Something Old, Something New, by Reed Lackey
28 Feb
One of my biggest criticisms of the genre known as the “Christian film” is that the films too often feel reactionary. Rather than being created from a desire to tell a good story and tell it well, many films in the “Christian” genre are responding to a specific cultural condition with a specific message and an undeniable agenda.
The latest film to fall into this category is Old Fashioned, written and directed by Rik Swartzwelder, who also stars as the lead role opposite Elizabeth Roberts. The film centers around a couple whose romance is more akin to “courtship” than dating and was specifically marketed as the Evangelical response to 50 Shades of Grey. I should be upfront about the fact that I wasn’t expecting much from it.
But the marketing campaign was probably a disservice to the film because what I saw offered me a few surprises, which not only endeared it to me as a positive entry in the “Christian film” genre, but also gave me some glimmers of hope for where that genre might be headed.
The story is that Clay, a small town businessman, rents a room to the adorable Amber, who only lands in town because it happened to be where her car ran out of gas. The two of them strike immediate chemistry, but Clay has some pretty rigid opinions– which he calls “theories”– about the inappropriateness of most of the modern dating model and refuses to even walk into her apartment with her because he doesn’t want to be alone with anyone who isn’t his wife. The first smart step this film takes is in a very early statement Amber makes to Clay after witnessing his extremely conservative behavior around her. “Old-fashioned,” she says, “that’s a little ‘on-the-nose’…”
But even though the film winks at its agenda so early, the first hour is a mess. The establishment of this world and the people who live in it barely feel believable for a metaphor, let alone for a film, and the behavior of its characters either too heavily foreshadows their back stories or completely betrays them.
The film’s beats play out in that same clichéd manner as well. The characters tell each other things about their life and their motivations not because the characters want to know, but because the audience needs to know. There is a section of the film’s audience that won’t mind this style, but for the critical or discerning viewer, the first hour will feel tedious.
The performances are competent, with the two leads standing at opposite ends of the quality spectrum (Elizabeth Roberts is a breath of fresh air, full of charm and believability, while Swartzwelder’s performance is sometimes painfully paint-by-numbers), the script is direct and lacks any shade of nuance and the film makes somewhat bizarre editing inserts which often interrupt the flow of the scenes rather than enhance it.

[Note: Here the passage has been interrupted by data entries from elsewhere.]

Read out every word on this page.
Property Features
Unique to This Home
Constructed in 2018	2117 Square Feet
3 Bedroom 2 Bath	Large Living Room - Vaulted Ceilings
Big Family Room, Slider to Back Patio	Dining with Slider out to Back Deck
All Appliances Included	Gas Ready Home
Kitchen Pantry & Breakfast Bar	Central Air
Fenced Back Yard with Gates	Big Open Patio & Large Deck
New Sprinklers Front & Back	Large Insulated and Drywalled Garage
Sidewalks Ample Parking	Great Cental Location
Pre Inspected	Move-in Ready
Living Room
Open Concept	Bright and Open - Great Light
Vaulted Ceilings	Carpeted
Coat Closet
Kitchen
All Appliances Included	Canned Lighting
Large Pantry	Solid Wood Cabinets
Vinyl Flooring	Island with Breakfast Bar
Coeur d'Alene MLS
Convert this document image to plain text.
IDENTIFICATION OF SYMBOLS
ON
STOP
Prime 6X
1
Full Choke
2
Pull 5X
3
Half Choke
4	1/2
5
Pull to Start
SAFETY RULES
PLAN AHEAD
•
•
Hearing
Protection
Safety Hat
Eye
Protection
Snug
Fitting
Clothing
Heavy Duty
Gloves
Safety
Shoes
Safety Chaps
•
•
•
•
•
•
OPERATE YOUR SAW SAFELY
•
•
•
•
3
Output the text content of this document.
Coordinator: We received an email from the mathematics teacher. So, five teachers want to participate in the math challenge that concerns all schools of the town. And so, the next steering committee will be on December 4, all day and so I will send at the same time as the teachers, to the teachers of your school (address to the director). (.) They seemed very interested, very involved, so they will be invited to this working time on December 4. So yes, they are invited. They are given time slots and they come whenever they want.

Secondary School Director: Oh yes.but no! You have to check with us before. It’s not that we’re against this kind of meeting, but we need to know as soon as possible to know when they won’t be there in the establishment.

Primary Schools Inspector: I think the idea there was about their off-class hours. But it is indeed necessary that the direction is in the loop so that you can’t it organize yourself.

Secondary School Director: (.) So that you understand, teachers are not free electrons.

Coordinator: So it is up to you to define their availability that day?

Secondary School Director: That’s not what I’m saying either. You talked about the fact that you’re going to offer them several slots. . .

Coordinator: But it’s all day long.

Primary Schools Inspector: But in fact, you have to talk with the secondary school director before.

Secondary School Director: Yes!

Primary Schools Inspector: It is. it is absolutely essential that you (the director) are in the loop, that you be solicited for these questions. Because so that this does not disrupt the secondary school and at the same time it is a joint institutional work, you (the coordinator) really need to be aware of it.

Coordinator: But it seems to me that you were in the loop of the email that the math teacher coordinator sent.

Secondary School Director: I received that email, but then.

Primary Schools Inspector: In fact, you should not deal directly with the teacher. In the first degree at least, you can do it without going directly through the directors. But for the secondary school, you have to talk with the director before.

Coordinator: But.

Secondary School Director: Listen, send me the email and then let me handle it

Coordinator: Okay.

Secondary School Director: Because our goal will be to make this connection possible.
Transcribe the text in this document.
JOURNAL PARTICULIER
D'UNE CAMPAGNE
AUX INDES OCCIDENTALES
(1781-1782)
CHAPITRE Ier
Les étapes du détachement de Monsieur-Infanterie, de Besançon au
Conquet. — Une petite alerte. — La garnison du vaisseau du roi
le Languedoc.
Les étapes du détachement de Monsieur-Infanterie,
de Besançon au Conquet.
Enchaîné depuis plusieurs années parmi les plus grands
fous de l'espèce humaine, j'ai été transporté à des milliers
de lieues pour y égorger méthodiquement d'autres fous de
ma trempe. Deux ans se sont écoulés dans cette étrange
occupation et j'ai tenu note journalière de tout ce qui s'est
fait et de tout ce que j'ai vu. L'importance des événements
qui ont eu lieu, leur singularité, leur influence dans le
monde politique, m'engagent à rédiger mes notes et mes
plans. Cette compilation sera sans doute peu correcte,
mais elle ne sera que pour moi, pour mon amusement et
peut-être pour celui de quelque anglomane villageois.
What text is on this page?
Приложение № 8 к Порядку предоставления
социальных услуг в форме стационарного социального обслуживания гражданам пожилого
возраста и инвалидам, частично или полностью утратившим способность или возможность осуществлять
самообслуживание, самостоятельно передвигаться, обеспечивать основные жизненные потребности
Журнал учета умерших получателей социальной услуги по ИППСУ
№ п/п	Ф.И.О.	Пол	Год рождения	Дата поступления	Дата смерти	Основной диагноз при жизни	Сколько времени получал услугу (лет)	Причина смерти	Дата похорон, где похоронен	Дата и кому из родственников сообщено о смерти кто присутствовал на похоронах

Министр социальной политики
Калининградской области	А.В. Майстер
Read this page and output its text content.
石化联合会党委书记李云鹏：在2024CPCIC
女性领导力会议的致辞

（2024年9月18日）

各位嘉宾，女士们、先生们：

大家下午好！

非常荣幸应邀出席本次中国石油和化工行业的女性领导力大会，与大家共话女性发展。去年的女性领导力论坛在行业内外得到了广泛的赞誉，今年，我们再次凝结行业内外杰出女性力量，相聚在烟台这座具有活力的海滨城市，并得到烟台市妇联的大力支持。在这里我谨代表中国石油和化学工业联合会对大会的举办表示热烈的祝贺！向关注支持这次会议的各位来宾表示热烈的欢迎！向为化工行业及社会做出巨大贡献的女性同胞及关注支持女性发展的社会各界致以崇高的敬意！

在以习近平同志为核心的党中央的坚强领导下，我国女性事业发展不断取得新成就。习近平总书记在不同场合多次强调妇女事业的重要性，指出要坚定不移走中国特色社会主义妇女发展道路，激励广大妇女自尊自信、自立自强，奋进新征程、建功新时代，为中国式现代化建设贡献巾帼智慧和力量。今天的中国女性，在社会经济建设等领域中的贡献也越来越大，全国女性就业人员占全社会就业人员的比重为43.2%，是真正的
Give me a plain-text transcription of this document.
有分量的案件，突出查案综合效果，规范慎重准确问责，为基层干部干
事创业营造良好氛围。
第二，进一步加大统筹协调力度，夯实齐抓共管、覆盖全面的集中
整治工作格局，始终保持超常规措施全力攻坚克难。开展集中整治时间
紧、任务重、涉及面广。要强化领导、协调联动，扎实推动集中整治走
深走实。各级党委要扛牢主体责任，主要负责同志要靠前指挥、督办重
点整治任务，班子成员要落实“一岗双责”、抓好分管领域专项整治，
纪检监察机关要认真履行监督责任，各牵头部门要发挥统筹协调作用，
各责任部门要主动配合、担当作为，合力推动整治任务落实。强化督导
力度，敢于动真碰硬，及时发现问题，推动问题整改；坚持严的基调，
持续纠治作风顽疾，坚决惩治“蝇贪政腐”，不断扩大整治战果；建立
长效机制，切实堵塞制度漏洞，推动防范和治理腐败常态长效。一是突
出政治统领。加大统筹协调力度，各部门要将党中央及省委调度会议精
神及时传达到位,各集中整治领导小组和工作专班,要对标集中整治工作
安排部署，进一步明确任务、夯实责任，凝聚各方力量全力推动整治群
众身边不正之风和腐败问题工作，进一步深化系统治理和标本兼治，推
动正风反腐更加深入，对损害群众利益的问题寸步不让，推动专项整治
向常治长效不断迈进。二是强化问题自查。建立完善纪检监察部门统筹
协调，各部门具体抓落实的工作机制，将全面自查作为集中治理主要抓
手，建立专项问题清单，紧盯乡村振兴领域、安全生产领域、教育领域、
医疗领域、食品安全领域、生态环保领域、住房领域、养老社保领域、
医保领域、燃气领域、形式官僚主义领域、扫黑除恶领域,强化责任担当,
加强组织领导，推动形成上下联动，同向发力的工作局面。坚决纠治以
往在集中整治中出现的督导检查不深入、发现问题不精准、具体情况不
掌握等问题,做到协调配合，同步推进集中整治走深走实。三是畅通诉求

It may not sound like I cared very much for the film, and with the first hour, that’s mostly true. But the narrative takes a turn at the halfway mark which both shifted and elevated every element of the film I’ve criticized thus far. The story takes a single evening in the life of its characters, challenges them, and introduces complexity into what had previously been a singularly predictable narrative. I even found myself wondering if the film would have a happy ending or not, which for a Christian film is quite the achievement.
With the narrative’s development, the performances begin to elevate as well, as the actors are finally called upon to display emotional depth and range beyond the most basic building blocks of a clichéd story. The dialogue still felt a little too direct in places and one plot wrinkle felt a bit too convenient, but essentially I was suddenly watching a genuinely good movie.
But my favorite moments in the film involved conversations where the lead character’s extreme stances from the first hour begin to be confronted and tempered, not by villainous antagonists, but by characters who love him and whom we care for as an audience. It didn’t quite justify the stereotypes of the first half, but it came close. I expected a rigid and extreme propaganda piece on how the world does dating relationships wrong, but the last hour instead made a case that perhaps the other extreme on the conservative side is wrong too, and perhaps the best way might lay somewhere in the middle, where a higher standard is reached for without condemnation for those who don’t rise to it.
If the first half of Old Fashioned had been as brave as the second half, perhaps I’d be excitedly recommending this film to you. I can still do that for fans of simple romances (or the Hallmark Channel) because the film is undeniably romantic and fits well within that genre. Yet, as it stands, I can still cautiously recommend it for those interested in where Christian films might be heading, because there really is a good movie in Old Fashioned, mostly hiding behind the tropes we’ve come to expect, but peeking its head out in the film’s latter moments in a surprising way.